Low-fat options like cottage cheese, ricotta, or mozzarella offer high protein to stabilize blood sugar. Enjoy with fruit, as string cheese, or on whole-grain crackers.
Slow-digesting carbs in hummus won’t spike blood sugar. Packed with fiber and protein from chickpeas, it’s perfect with veggies or whole-grain crackers.
Scrambled egg whites or hard-boiled eggs are quick and easy protein fixes, ideal for home or on-the-go snacks.
Mix fresh fruit into plain low-fat yogurt for a delicious and light pre-workout snack.

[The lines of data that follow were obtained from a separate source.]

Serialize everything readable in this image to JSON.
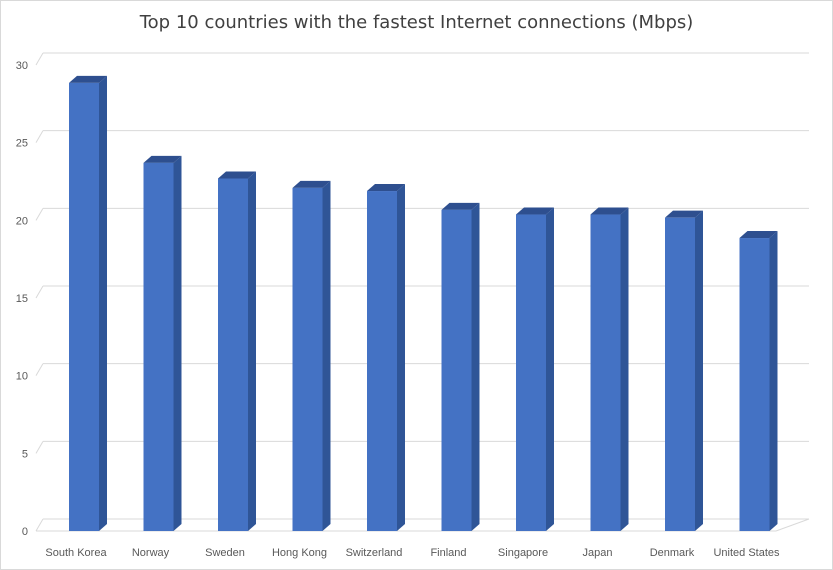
{
  "chart_data": {
    "type": "bar",
    "title": "Top 10 countries with the fastest Internet connections (Mbps)",
    "xlabel": "",
    "ylabel": "",
    "categories": [
      "South Korea",
      "Norway",
      "Sweden",
      "Hong Kong",
      "Switzerland",
      "Finland",
      "Singapore",
      "Japan",
      "Denmark",
      "United States"
    ],
    "values": [
      28.6,
      23.5,
      22.5,
      21.9,
      21.7,
      20.5,
      20.2,
      20.2,
      20.0,
      18.7
    ],
    "ylim": [
      0,
      30
    ],
    "yticks": [
      "0",
      "5",
      "10",
      "15",
      "20",
      "25",
      "30"
    ],
    "grid": true,
    "style": "3d-column",
    "colors": {
      "bar_front": "#4472c4",
      "bar_side": "#2f5597",
      "bar_top": "#2e4f8f",
      "grid": "#d9d9d9"
    }
  }
}
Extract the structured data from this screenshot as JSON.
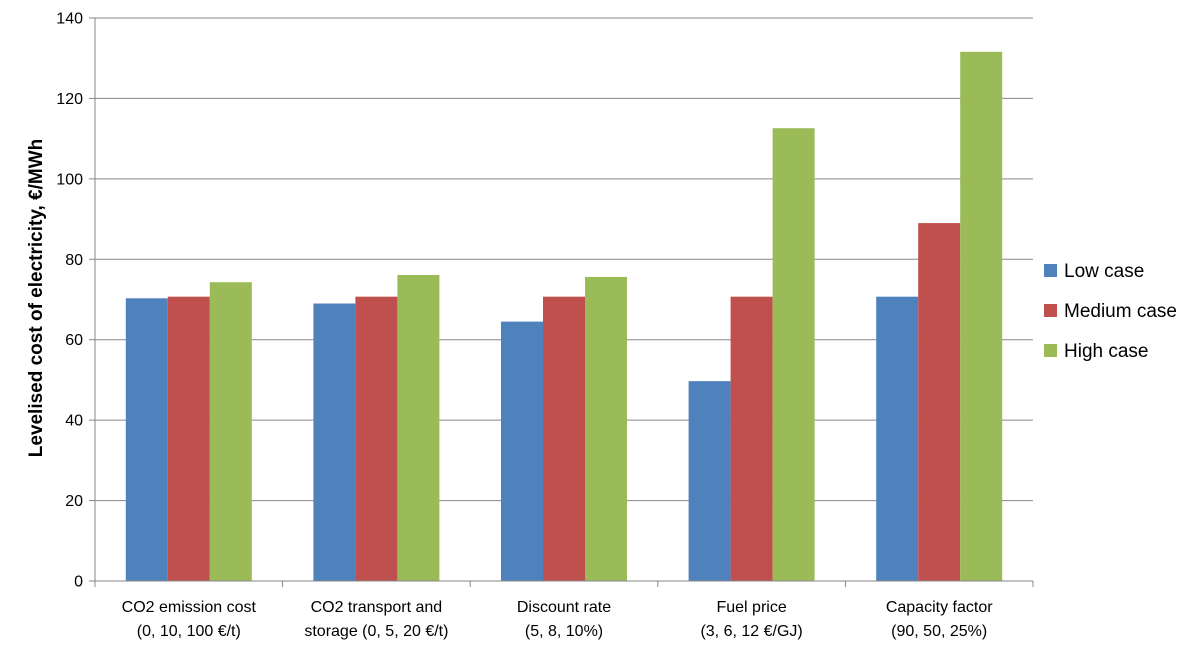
{
  "chart_data": {
    "type": "bar",
    "title": "",
    "xlabel": "",
    "ylabel": "Levelised cost of electricity, €/MWh",
    "ylim": [
      0,
      140
    ],
    "yticks": [
      0,
      20,
      40,
      60,
      80,
      100,
      120,
      140
    ],
    "grid": true,
    "legend_position": "right",
    "categories": [
      [
        "CO2 emission cost",
        "(0, 10, 100 €/t)"
      ],
      [
        "CO2 transport and",
        "storage (0, 5, 20 €/t)"
      ],
      [
        "Discount rate",
        "(5, 8, 10%)"
      ],
      [
        "Fuel price",
        "(3, 6, 12 €/GJ)"
      ],
      [
        "Capacity factor",
        "(90, 50, 25%)"
      ]
    ],
    "series": [
      {
        "name": "Low case",
        "color": "#4F81BD",
        "values": [
          70.3,
          69,
          64.5,
          49.7,
          70.7
        ]
      },
      {
        "name": "Medium case",
        "color": "#C0504D",
        "values": [
          70.7,
          70.7,
          70.7,
          70.7,
          89
        ]
      },
      {
        "name": "High case",
        "color": "#9BBB59",
        "values": [
          74.3,
          76.1,
          75.6,
          112.6,
          131.6
        ]
      }
    ]
  }
}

For a savory option, stir in soup mix and use it as a dip with veggies or low-salt pretzels.
Air-popped popcorn, about 3 cups, makes for a convenient grab-and-go snack that's light on carbs. Add a sprinkle of salt for a satisfying savory crunch during your afternoon break.
Avocado is not only delicious on its own but can also be transformed into guacamole by mashing it with salsa, cilantro, and a touch of lime juice.
Half a cup of tuna paired with soda crackers creates a tasty and satisfying snack that won’t cause a spike in blood sugar levels. It’s a convenient option for a quick bite at any time of the day.